Material and Method:The data of 447 patients who underwent HSCT for malignant and non-malignant hematological disorders at a single center from September 2009 to December 2016 were retrospectively evaluated in this study. DNA levels of CMV were routinely tested two days per week for the first 24 months following HSCT, and in case of clinical suspicion after 24 months using the Quantitative Real-Time quantitative polymerase chain reaction (RT-PCR).Results: Ninety (54.2%) allogeneic transplant patients, and forty one (14.6%) autologous transplant patients had CMV reactivation. There was a statistically significant increase in CMV reactivation in the non-myeloablative (NMA) allogeneic transplant group compared to the myeloablative (MA) group at a value of 150-1000 copies/mL CMV-PCR (p= 0.002). Acute/chronic Graft Versus Host Disease (GVHD) were observed in 30 of allogeneic HSCT patients. 29 of these patients (96.6%) had CMV antigenemia. There was a significant association between the development of acute/ chronic GVHD, and CMV viremia (p= 0.001). The patients without CMV antigenemia had a higher incidence of mortality at first 100-day, and 365-day in allogeneic transplant group (p= 0.022, p= 0.024, respectively). The 5-year overall survival (OS) rate was 61% in the viremia group, and 62% in the non-viremia group. There was no statistically significant difference between the two groups in terms of 5-year OS (p= 0.551). In patients receiving a lower dose of 900 mg/day valganciclovir treatment due to viremia, CMV disease did not develop and no adverse effect that required the drug to be discontinued was observed.

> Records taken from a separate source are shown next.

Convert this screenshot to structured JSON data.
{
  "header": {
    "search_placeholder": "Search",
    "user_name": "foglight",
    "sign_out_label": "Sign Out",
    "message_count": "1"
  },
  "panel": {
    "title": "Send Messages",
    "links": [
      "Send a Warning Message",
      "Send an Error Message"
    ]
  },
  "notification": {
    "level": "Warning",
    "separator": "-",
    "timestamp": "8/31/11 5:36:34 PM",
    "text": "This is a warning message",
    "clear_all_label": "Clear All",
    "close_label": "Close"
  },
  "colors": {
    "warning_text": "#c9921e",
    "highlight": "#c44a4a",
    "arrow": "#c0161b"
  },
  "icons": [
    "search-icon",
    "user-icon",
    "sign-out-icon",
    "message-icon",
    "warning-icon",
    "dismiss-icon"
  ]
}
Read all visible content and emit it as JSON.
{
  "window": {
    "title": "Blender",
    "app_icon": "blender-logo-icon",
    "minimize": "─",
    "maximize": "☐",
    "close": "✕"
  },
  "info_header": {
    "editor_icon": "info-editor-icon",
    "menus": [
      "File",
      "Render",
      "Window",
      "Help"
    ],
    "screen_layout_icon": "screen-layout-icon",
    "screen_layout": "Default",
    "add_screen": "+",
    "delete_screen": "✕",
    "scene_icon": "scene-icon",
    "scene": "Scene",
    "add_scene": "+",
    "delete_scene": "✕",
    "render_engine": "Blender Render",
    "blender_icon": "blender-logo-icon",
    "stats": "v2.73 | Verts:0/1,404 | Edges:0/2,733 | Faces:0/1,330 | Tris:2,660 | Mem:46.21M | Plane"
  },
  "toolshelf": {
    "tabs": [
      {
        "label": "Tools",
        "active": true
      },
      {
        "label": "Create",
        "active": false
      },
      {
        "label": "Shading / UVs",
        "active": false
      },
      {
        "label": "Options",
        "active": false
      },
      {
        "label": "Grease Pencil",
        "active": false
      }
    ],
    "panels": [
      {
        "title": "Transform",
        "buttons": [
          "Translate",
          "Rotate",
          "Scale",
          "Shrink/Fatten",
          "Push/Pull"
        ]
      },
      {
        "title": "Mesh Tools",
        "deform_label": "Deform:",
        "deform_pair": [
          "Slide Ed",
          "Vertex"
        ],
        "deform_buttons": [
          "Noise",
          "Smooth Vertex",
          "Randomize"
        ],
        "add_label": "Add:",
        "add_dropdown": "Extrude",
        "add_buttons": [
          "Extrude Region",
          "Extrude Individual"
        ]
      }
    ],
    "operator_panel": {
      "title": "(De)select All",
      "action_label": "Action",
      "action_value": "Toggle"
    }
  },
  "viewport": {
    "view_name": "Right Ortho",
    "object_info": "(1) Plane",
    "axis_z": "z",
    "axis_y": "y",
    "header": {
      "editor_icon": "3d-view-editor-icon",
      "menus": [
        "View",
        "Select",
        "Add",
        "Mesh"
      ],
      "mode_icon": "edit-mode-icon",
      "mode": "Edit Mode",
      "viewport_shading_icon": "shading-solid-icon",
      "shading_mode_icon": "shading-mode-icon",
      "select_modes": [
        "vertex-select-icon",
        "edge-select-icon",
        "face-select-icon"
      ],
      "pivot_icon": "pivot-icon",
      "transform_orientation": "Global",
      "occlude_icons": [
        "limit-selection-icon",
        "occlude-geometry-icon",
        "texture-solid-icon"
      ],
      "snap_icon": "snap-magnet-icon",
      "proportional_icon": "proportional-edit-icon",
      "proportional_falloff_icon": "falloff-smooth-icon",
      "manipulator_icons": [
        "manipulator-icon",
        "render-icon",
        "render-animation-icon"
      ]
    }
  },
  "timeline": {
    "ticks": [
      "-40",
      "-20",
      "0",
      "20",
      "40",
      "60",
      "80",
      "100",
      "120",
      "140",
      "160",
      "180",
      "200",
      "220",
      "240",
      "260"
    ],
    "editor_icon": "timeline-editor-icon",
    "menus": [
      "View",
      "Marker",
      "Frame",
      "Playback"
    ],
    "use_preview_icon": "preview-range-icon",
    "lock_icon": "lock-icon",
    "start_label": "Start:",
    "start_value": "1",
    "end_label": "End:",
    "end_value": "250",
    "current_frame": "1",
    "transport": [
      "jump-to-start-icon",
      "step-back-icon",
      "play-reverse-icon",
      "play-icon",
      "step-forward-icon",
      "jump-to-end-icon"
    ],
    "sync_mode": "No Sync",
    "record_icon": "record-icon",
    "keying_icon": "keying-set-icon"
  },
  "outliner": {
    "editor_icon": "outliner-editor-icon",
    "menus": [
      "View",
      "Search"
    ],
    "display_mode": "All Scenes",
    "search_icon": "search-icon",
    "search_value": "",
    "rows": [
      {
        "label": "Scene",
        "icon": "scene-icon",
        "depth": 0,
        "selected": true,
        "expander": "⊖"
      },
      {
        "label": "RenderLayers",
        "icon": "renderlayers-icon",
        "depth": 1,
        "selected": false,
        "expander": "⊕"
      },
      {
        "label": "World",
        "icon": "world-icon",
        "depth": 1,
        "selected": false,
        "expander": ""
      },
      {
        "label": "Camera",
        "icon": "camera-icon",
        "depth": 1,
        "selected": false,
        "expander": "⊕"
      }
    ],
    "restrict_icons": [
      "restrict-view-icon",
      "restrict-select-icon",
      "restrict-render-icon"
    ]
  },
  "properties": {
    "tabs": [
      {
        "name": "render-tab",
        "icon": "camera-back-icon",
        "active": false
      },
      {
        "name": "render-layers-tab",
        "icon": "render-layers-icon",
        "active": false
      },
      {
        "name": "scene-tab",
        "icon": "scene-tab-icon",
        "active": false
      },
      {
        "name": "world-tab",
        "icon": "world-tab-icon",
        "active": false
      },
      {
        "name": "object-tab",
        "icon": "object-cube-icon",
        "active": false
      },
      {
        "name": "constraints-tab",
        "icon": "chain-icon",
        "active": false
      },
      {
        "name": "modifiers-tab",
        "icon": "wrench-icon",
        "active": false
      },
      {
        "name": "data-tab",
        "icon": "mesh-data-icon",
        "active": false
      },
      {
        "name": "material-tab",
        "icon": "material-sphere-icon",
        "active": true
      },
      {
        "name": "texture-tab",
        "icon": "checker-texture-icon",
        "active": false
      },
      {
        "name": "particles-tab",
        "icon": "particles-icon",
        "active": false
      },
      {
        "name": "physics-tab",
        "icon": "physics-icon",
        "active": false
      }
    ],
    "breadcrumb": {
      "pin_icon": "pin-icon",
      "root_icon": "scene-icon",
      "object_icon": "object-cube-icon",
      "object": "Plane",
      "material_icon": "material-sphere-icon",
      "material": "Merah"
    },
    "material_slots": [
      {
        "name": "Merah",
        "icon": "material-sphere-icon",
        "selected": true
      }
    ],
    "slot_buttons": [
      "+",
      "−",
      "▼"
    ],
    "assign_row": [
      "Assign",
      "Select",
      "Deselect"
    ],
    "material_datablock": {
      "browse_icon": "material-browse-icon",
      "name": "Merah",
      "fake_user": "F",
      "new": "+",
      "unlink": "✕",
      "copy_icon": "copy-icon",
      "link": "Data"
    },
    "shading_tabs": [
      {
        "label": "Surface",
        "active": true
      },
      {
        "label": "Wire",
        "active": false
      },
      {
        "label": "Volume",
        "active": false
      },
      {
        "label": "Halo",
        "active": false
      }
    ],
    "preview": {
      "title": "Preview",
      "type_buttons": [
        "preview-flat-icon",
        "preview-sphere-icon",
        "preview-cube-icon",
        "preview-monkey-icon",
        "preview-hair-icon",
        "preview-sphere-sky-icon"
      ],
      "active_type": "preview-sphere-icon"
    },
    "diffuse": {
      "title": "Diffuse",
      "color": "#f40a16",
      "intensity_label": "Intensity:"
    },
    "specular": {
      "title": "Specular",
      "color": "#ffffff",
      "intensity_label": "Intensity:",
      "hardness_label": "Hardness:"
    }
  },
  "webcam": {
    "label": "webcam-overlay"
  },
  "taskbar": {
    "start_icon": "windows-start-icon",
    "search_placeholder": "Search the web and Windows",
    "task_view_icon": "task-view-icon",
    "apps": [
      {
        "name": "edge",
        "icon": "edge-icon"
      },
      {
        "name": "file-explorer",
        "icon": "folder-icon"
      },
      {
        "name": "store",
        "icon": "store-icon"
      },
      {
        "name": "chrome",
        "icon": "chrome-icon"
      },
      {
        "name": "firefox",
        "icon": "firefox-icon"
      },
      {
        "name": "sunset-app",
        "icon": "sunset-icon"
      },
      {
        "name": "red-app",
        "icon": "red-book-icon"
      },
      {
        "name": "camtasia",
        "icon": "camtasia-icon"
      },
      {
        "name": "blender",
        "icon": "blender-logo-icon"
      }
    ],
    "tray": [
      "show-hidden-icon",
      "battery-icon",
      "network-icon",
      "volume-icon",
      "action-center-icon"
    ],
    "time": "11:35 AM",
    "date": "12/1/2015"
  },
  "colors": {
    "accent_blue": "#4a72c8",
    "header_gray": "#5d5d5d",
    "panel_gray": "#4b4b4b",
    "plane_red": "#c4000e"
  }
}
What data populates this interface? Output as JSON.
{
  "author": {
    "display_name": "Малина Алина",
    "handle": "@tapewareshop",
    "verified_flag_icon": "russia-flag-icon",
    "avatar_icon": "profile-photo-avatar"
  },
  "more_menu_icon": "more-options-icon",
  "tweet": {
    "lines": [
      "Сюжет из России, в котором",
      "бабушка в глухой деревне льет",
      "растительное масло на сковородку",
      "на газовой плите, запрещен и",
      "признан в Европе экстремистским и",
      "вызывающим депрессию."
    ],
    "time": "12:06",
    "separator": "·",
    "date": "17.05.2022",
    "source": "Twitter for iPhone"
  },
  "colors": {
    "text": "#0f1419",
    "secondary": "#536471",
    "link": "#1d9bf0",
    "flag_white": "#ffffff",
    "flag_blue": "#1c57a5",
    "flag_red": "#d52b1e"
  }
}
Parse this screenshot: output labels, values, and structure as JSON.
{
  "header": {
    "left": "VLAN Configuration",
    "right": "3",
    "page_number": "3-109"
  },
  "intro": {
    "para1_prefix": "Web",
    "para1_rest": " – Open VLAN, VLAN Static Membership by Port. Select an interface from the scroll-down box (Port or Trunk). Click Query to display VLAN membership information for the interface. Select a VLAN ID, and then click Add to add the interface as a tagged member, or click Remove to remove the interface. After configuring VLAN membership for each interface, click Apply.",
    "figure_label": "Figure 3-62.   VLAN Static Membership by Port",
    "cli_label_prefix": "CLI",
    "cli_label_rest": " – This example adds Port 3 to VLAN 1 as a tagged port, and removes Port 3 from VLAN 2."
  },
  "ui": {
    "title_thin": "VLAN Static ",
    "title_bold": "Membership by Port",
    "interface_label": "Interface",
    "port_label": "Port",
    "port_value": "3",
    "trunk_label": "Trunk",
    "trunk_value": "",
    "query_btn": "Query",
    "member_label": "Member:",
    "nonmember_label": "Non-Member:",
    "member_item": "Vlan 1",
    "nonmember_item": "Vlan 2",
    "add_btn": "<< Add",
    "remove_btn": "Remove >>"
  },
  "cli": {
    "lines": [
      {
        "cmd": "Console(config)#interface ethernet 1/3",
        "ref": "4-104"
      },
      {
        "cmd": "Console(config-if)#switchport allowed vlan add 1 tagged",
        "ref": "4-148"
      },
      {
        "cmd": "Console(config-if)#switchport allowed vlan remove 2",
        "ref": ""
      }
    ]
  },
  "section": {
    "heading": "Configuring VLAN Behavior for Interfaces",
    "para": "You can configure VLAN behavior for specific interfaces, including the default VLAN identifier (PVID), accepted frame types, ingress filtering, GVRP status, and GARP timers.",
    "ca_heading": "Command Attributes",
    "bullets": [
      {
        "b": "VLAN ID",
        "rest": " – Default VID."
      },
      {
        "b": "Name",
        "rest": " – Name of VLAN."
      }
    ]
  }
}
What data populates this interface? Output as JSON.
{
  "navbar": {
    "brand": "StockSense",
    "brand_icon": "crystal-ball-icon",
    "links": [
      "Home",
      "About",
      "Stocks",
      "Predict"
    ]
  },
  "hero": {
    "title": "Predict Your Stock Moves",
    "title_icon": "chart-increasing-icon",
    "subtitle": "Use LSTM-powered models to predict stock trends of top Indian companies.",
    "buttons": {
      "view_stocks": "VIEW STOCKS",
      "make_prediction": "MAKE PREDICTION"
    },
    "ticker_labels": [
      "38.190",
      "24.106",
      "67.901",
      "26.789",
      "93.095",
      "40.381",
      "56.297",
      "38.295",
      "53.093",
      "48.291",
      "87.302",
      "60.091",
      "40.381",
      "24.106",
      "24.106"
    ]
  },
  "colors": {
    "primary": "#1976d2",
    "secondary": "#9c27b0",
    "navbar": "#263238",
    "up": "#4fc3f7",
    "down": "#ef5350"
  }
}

Conclusion:The results conducted that development of GVHD was associated with CMV viremia. Early and late mortality rate were higher in the patients without CMV antigenemia. However; CMV reactivation had no impact on patients' survival post allogeneic and autologous HSCT. Also, this was the first study that conducted preemptive treatment approach in the CMV viremia using a lower dose valganciclovir is safe and effective in HSCT.